Евтушенко: Love story — страница 16 из 154

…где перед гомоном людским

у старого точила

морская свинка

                       судьбы им

в пакетиках тащила.

И я —

            на взмыленном горбу

картошку пер,

                           ликуя,

что предсказали мне судьбу, —

я не скажу —

                             какую.

Это написано в 1954-м, а через много лет — где-то в шестидесятых, скорее всего (не датировано), — Евгений Рейн вторит ему, может быть, и не помня первоначального импульса:

Помню я, что навсегда приметил

Эту свинку и ее совет.

Никогда никто мне не ответил,

Угадала свинка или нет.

Кто помог мне в бедный, пылкий, трудный

В три десятилетья долгий час?

Может быть, от свинки безрассудной

Вся моя удача началась?

Впрочем, предшественник был и пораньше — Валерий Брюсов:

Зеленый шарик, зеленый шарик,

Земля, гордиться тебе не будет ли?

Морей бродяги, те, что в Плюшаре,

Покрой простора давно обузили.

Каламбур Колумба: «II mondo росо»[2]

Из скобок вскрыли, ах, Скотт ли, Пири ли!

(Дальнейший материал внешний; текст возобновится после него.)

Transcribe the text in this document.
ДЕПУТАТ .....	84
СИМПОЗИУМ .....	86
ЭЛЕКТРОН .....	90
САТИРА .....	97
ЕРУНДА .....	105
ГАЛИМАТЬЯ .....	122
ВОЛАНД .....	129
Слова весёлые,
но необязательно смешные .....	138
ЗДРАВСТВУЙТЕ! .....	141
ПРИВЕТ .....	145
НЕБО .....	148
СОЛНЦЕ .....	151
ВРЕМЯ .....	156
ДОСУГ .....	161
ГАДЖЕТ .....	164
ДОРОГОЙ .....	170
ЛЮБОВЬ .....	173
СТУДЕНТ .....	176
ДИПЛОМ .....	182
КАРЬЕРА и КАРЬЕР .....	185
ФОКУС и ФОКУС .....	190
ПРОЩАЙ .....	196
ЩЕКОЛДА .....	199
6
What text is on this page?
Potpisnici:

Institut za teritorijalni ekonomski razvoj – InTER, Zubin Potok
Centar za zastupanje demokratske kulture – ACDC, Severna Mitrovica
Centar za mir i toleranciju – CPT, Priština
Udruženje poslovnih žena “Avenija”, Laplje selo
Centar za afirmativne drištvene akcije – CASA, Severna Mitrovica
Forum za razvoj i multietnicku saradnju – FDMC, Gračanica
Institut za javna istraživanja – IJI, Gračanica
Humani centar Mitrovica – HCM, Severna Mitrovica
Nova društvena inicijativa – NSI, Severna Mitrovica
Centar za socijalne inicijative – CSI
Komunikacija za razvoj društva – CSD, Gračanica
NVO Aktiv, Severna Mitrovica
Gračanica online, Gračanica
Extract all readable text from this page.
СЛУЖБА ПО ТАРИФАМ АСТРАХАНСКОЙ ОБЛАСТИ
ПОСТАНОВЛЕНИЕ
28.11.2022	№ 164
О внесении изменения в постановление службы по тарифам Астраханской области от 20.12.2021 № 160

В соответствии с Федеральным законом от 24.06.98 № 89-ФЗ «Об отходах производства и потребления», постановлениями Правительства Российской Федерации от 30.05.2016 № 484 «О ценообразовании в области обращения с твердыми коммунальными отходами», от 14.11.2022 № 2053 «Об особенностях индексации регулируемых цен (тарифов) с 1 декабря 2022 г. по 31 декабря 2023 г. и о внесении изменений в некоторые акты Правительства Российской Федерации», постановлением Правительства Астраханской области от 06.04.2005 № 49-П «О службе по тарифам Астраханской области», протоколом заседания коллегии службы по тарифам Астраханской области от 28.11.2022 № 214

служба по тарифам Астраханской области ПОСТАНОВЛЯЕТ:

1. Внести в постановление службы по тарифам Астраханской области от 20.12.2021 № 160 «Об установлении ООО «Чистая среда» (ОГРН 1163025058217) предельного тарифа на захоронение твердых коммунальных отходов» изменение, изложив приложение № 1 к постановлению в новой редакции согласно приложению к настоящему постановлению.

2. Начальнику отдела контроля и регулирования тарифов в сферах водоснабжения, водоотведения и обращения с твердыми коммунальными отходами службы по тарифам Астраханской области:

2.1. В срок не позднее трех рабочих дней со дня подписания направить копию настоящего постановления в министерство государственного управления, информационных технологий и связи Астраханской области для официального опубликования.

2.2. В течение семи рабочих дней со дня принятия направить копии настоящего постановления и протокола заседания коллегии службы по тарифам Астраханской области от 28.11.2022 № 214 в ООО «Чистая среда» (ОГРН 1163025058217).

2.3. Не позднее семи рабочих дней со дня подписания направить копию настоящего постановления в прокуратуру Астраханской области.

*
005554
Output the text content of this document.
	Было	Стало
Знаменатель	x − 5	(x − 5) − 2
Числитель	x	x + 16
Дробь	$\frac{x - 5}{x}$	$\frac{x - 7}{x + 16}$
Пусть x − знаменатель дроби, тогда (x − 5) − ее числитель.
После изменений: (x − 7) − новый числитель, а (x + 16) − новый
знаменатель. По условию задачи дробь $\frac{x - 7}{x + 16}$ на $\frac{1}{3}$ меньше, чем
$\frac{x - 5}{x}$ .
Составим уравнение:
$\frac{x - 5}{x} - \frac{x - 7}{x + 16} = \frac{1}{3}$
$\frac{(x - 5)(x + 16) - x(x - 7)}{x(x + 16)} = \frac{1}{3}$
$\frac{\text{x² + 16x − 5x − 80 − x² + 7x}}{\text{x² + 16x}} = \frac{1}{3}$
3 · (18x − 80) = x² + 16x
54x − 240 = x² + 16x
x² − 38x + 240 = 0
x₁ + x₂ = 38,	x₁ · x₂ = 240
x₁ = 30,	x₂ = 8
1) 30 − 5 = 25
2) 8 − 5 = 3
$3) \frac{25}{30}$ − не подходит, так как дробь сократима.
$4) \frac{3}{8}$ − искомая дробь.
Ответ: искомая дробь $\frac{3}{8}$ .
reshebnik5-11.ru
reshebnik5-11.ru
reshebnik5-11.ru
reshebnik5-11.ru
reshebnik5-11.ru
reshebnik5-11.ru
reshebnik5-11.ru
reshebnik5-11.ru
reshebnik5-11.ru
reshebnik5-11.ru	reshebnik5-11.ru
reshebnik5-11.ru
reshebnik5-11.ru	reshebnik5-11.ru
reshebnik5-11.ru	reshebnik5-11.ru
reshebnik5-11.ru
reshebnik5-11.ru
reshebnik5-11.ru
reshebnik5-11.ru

Кто в звезды око вонзал глубоко,

Те лишь ладони рук окрапивили.

Все в той же клетке морская свинка,

Все новый опыт с курами, с гадами…

Но, пред Эдипом загадка Сфинкса,

Простые числа все не разгаданы.

(«Загадка Сфинкса»)

Кстати, в те годы, которыми датировано это стихотворение: 1921–1922, Брюсов в поисках нового стихового языка и рифмует, можно сказать, вполне по-евтушенковски: «шаре — Плюшаре», «будет ли — обузили», «Пири ли — окрапивили», «свинка — Сфинкса».

Мог ли знать молодой Евтушенко, что когда-нибудь его немолодое одиночество чем-то напомнит участь послереволюционного Брюсова, бывшего властителя дум, отвергаемого новым поколением стихотворцев? Поэт всю жизнь пишет одно и то же стихотворение — «Одиночество».


Жадный глотатель русских стихов, Евтушенко еще не знал иностранных языков, переводная поэзия его интересовала косвенно: надо было охватить отечественную, прежде всего — ближайшую по времени, ему не до Державина или, скажем, Катенина, а Пушкин и Лермонтов усвоены по школьной программе, но уже рвутся оттуда. Красивый Блок стоял особняком. Хлебников и Пастернак волновали и заряжали, но его практике нужны были постольку-поскольку: как носители формы. Моральное ядро Пастернака ему открылось потом.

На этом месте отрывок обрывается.